After Vladimir Putin came to power in 2000, the economist continues, Moscow did succeed in freezing this process, suppressing some of the separatists. “However, the causes of the demise of the Soviet nation have remained unclarified up to now, and the tactics adopted to counter them did not acquire a systemic character and were not that effective.”
Today, Gaponenko argues, “as a result of the intensification of foreign force pressure, threats to the non-ethnic Russian nation and the Russian people have arisen again,” and as a result, it is important to look back at how and why “the Soviet nation” was build and then fell apart.
According to Gaponenko, “a nation is “a community of people who voluntarily follow definite spiritual values and the norms of behavior arising from them. It is constructed on the basis of a simpler social union, the people.” Russia had begun to form one in the 19th century, but it had not yet succeeded and so the country fell apart in 1917.
“The communist elites began to build a new social community which they later called the Soviet people, although it would be more correct to speak about a Soviet nation,” he argues. With regard to this project, the party was divided into two groups, the national Bolsheviks around Stalin who wanted a single Soviet nation, and the national communists around Trotsky who wanted a multi-national people.
The national communists won the early rounds of state construction and the country was divided into republics and ethnically based units of a lower order. Because that was so, initially, “the process of building a single Soviet nation was reduced at first to the dissemination of communist ideology among the masses of the population.”
Gaponenko insists that “this was clearly insufficient in order to hold together the extremely diverse ethnic population of the USSR.” And in the 1930s, Stalin moved to marginalize and destroy the national communists and pursued a policy of national bolshevism toward a single Soviet nation.
He eliminated the presumptive right of non-Russians to control their areas and insisted on the equality of all peoples in a community which because of size and strength was inevitably dominated by ethnic Russian and Russianized non-Russians who were to form a single “Soviet nation.”

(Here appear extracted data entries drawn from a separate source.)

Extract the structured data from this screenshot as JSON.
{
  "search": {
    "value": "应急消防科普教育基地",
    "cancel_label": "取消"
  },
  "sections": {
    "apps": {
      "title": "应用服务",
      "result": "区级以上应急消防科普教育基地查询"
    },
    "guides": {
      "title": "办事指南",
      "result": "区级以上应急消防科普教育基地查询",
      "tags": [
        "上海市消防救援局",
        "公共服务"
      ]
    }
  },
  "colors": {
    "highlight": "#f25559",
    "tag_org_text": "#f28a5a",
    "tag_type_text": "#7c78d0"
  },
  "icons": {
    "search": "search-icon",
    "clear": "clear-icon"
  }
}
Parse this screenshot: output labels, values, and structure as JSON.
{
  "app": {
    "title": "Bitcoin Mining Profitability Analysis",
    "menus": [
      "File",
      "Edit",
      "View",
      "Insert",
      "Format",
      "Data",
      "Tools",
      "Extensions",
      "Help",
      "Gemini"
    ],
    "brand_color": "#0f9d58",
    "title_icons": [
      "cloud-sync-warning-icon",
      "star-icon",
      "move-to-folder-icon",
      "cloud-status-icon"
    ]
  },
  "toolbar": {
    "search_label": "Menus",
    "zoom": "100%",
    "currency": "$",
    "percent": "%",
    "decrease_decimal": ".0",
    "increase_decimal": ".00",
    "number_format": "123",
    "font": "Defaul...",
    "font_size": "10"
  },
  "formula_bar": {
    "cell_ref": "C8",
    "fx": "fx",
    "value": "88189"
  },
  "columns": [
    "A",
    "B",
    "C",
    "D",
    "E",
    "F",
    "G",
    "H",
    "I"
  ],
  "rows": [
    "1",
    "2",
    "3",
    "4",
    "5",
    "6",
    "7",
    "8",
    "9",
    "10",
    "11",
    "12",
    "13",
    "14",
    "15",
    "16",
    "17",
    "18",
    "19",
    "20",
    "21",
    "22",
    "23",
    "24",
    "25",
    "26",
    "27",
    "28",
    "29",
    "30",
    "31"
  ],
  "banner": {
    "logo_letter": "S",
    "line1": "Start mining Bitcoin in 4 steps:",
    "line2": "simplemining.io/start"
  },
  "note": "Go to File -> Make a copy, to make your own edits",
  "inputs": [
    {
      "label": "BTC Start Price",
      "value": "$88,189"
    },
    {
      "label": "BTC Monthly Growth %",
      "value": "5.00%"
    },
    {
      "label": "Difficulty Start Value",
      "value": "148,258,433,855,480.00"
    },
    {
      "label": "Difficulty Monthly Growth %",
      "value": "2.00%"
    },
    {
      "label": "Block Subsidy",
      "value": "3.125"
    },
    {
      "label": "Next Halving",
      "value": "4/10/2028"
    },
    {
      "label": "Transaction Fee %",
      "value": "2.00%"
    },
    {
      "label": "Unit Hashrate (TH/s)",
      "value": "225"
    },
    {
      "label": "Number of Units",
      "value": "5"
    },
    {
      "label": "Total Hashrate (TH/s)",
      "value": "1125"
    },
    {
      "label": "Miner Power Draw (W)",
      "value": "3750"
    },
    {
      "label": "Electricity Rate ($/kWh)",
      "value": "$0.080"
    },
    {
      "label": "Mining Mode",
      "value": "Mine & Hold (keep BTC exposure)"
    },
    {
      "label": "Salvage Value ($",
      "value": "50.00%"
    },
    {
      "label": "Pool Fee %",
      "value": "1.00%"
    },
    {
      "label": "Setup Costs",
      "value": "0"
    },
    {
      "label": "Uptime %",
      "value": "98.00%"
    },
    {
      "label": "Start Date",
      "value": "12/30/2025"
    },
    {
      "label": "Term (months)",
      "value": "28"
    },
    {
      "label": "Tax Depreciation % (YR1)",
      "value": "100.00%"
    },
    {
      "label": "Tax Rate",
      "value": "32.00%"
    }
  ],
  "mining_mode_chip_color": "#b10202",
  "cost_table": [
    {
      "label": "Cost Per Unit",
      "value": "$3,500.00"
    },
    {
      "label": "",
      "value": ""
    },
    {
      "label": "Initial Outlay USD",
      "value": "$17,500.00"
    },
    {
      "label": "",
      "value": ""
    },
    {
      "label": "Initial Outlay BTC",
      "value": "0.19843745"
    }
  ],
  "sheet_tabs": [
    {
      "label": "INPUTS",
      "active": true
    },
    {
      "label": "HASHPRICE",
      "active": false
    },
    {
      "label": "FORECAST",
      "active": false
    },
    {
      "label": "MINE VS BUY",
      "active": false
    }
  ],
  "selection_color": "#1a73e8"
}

That required suppressing some non-Russian territories and exiling their populations and the introduction of Russians in others. Without that, Gaponenko says, the Soviet Union would not have won World War II. Unfortunately, he continues, Stalin’s successors forgot his lessons; and they moved back in the direction of national communism.
That set the stage for the demise of the Soviet nation which had not yet completely formed, the rise of separatist movements, and the demise of the USSR. Gaponenko clearly implies that unless Russian leaders understand this history and take it to heart, the non-ethnic Russian nation will suffer the same fate as the Soviet nation – and with it, the country as well.